There is also mutual respect between the two. "Doc is a great coach and the reason I went to Pinewood," Digovich said.

"Katy is the best post player ever from Pinewood, and she did a tough balancing act between working hard and controlling her diabetes," said Scheppler, who owns a remarkable 217-30 coaching record over eight years at Pinewood.

"She hasn't scratched the surface of her potential yet," continued Scheppler, speaking like a caring mentor pushing his student for more. "She needs to really work hard to challenge the next level."

The next level is Division I basketball at Princeton University, where Digovich is headed this fall on an academic -- not basketball -- scholarship. And she is heeding her coach's advice by working out three to four hours daily on a variety of exercises, including playing in the ProAm league, where she hones her skills against ex-WNBA and college players.

Digovich chose Princeton over a number of Division I schools due to its academic standards.
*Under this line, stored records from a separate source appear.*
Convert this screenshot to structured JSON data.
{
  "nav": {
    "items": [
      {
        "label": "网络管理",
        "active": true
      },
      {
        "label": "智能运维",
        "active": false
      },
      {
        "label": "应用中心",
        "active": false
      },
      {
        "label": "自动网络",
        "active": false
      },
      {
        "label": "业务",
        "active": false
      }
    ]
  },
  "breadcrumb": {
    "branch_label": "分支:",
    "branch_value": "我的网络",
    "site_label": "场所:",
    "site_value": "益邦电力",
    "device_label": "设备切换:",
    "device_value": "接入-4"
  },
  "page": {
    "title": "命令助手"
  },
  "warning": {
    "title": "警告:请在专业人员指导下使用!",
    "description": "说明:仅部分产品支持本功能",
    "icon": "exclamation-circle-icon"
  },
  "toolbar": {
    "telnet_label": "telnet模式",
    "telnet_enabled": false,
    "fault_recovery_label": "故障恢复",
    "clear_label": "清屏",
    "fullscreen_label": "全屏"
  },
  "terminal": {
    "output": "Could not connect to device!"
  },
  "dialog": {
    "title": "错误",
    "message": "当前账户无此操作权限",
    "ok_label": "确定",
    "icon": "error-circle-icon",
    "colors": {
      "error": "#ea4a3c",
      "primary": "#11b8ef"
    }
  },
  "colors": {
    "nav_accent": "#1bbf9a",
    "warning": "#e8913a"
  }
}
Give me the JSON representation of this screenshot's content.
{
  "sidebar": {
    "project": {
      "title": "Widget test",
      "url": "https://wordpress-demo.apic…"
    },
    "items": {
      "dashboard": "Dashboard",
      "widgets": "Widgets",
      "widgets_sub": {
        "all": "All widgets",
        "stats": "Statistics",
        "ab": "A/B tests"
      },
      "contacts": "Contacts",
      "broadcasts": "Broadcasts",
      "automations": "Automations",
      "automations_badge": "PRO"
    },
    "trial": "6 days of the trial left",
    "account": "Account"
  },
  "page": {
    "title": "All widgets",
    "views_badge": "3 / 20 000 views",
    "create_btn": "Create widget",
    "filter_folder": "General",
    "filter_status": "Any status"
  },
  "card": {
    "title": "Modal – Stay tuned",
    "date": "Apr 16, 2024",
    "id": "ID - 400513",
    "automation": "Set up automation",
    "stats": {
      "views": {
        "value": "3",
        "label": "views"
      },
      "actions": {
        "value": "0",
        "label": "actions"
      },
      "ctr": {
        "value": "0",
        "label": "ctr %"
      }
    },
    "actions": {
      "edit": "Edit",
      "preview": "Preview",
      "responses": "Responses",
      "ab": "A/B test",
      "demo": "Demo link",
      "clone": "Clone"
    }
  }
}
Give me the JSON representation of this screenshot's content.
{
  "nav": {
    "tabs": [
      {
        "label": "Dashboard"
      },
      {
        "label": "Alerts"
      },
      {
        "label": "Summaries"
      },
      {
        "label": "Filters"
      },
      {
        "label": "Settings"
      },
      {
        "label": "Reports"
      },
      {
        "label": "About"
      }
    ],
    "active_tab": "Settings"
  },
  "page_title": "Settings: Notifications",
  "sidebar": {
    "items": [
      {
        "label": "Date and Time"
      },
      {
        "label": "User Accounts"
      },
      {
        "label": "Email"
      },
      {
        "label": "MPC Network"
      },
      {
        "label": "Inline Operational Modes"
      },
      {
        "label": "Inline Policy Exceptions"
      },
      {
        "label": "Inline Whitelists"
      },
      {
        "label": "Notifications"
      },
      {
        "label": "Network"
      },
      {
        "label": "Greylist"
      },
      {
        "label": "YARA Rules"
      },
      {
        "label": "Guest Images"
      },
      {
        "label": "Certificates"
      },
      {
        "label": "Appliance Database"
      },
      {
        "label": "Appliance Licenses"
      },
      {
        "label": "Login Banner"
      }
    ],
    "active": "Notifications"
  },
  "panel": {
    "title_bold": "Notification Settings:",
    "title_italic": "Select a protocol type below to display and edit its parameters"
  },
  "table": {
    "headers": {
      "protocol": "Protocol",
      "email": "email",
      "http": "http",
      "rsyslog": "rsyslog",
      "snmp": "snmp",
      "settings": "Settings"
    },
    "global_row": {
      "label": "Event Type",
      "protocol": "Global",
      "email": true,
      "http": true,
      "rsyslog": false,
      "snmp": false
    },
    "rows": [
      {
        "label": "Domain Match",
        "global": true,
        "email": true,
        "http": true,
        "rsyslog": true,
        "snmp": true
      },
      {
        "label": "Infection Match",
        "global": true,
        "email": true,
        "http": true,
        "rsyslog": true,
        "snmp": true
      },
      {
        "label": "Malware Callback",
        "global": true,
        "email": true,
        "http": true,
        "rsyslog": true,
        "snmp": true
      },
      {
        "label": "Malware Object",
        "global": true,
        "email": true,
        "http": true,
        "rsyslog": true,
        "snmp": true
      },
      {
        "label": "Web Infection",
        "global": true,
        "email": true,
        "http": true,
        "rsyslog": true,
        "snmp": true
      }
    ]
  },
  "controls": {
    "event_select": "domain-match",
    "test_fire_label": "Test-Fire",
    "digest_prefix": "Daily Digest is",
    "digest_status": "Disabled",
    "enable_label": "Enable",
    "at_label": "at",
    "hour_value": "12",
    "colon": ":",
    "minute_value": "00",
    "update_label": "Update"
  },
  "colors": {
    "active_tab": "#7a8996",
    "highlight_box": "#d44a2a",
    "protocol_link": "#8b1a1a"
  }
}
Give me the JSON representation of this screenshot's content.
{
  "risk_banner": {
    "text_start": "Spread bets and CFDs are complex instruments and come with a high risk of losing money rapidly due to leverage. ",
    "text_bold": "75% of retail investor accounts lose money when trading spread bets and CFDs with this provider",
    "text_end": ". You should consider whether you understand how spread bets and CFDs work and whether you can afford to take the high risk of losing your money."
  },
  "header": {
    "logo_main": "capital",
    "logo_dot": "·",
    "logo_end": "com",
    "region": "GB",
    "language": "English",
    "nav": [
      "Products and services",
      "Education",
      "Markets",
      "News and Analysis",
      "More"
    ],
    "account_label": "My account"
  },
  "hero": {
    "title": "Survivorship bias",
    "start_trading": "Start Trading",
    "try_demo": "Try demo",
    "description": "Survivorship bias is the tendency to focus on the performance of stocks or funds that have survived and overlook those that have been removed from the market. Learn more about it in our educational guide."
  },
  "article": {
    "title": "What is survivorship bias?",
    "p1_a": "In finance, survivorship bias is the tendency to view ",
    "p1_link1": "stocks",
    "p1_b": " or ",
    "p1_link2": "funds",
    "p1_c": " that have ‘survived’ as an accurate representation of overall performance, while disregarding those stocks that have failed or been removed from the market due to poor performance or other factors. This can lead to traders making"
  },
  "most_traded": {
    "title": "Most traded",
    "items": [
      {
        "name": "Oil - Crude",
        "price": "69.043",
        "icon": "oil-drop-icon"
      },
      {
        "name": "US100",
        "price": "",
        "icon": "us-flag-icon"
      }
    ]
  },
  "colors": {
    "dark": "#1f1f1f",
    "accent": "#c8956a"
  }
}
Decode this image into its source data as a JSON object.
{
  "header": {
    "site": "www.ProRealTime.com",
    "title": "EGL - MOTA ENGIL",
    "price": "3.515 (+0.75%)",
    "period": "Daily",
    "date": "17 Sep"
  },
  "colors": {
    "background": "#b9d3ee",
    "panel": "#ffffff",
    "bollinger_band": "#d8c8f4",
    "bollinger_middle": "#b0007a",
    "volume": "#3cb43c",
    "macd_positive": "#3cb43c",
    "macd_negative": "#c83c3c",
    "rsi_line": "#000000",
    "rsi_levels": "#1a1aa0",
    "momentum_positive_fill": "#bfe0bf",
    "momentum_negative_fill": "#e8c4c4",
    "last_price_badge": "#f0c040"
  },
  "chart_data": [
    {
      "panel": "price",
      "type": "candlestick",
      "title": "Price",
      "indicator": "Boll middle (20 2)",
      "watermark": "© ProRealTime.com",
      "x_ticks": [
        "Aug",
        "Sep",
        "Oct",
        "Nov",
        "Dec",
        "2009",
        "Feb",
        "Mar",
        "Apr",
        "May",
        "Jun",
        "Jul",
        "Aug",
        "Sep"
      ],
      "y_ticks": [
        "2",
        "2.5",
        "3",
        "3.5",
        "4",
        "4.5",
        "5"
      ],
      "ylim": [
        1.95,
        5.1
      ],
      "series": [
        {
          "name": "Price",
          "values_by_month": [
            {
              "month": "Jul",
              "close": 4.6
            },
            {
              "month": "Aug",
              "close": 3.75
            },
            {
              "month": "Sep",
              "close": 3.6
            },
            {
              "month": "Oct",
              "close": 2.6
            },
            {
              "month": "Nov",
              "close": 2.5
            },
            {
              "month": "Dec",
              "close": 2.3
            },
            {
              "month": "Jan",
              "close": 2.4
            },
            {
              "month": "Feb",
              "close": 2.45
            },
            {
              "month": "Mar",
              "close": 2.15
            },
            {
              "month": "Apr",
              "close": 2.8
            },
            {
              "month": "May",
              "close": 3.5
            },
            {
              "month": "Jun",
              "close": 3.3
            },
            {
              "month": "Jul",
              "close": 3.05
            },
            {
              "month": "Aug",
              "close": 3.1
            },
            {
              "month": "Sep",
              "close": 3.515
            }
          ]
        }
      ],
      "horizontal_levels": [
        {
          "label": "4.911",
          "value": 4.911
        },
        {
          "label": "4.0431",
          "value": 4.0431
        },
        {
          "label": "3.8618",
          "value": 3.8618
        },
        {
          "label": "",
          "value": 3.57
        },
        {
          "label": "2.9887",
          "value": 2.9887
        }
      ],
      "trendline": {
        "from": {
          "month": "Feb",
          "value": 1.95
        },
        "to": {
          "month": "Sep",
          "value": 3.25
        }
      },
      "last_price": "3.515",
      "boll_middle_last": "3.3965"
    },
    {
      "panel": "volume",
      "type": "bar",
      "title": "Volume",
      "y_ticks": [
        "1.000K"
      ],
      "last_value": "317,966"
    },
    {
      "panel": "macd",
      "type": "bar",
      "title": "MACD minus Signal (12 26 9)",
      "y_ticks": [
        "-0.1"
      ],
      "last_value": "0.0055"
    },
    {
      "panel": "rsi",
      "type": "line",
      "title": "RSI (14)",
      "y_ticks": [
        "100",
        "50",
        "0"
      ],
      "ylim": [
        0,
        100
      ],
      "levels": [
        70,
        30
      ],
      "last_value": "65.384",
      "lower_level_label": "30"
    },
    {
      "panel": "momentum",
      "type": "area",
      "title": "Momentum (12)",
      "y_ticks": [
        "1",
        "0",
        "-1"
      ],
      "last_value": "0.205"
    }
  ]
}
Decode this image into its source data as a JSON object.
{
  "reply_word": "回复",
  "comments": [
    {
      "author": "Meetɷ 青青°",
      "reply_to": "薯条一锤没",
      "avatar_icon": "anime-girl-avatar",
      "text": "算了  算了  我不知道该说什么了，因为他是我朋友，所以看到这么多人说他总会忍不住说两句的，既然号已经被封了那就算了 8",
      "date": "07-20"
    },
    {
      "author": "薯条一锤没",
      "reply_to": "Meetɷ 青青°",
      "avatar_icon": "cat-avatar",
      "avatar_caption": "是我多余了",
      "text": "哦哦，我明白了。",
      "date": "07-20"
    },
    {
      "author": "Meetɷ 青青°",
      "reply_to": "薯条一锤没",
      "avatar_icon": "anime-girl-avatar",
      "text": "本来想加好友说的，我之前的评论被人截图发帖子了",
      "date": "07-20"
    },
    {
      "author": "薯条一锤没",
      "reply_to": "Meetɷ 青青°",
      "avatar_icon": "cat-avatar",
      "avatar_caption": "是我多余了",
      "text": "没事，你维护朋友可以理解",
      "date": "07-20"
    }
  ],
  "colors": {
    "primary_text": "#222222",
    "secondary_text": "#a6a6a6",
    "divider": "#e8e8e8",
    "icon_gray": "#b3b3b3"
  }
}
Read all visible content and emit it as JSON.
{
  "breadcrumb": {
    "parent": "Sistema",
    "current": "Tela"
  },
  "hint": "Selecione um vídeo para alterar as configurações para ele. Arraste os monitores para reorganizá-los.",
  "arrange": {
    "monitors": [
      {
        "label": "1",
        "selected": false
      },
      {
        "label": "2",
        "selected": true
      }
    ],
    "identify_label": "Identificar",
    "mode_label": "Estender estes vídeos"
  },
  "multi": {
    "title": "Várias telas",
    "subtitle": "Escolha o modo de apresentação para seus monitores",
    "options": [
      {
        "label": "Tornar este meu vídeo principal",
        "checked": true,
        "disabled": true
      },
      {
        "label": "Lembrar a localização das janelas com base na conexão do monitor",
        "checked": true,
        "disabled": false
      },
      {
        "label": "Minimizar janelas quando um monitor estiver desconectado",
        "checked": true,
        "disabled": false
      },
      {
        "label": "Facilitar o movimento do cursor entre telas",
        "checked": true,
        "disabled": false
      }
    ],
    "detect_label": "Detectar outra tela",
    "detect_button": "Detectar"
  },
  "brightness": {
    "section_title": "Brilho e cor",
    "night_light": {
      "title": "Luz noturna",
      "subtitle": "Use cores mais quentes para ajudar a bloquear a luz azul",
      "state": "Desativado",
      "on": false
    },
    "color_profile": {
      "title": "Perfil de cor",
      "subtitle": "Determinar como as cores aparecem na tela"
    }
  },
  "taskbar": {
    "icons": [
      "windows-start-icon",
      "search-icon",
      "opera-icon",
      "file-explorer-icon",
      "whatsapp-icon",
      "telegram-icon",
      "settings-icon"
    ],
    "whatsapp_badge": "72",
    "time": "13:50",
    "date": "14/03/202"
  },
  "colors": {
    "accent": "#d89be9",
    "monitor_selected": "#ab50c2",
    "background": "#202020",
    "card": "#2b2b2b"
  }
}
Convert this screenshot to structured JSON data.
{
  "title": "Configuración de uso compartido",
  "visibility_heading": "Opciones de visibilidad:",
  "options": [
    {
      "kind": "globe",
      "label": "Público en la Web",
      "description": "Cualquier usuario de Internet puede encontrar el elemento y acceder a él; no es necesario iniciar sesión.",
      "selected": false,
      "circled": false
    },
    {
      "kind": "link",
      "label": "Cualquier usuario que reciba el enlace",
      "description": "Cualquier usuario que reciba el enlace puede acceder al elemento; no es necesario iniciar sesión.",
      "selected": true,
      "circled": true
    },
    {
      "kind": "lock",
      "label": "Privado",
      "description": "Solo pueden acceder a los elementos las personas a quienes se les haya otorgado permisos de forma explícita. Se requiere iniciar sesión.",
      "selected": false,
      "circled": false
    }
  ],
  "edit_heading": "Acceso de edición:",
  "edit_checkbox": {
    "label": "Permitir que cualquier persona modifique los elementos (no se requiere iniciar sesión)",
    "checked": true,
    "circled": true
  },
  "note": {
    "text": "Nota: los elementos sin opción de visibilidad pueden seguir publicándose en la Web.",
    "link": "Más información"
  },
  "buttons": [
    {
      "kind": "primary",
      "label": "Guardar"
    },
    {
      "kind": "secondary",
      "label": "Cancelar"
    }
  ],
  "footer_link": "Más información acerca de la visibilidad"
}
She intends to major in molecular biology, including the study of genes. While she displayed a ho-hum attitude toward her athletic honors, her face lit up when a connection was made between her college major and her diabetes.

Digovich's involvement with diabetes made a winning impression on Robert Braunstein, director of CalHi Sports of KRON Television, in her selection as the Scholar Athlete of the Year. "We felt Katy showed great dedication to her sports and to her schoolwork. In the end, it was Katy's unselfish work on behalf of young children with diabetes that put her above the rest," Braunstein said.

Digovich's success with diabetes has rubbed off on her family. "Because of her battle with diabetes, the whole family has learned to take better care of our bodies," her father said. "When she was diagnosed with diabetes, I promised my little girl that one day there would be a permanent fix," continued Peter with a sheepish grin, realizing that he was not in a position to make that promise.

However, he needn't despair. One day, with the help of Digovich's academic pursuits, his promise may come true.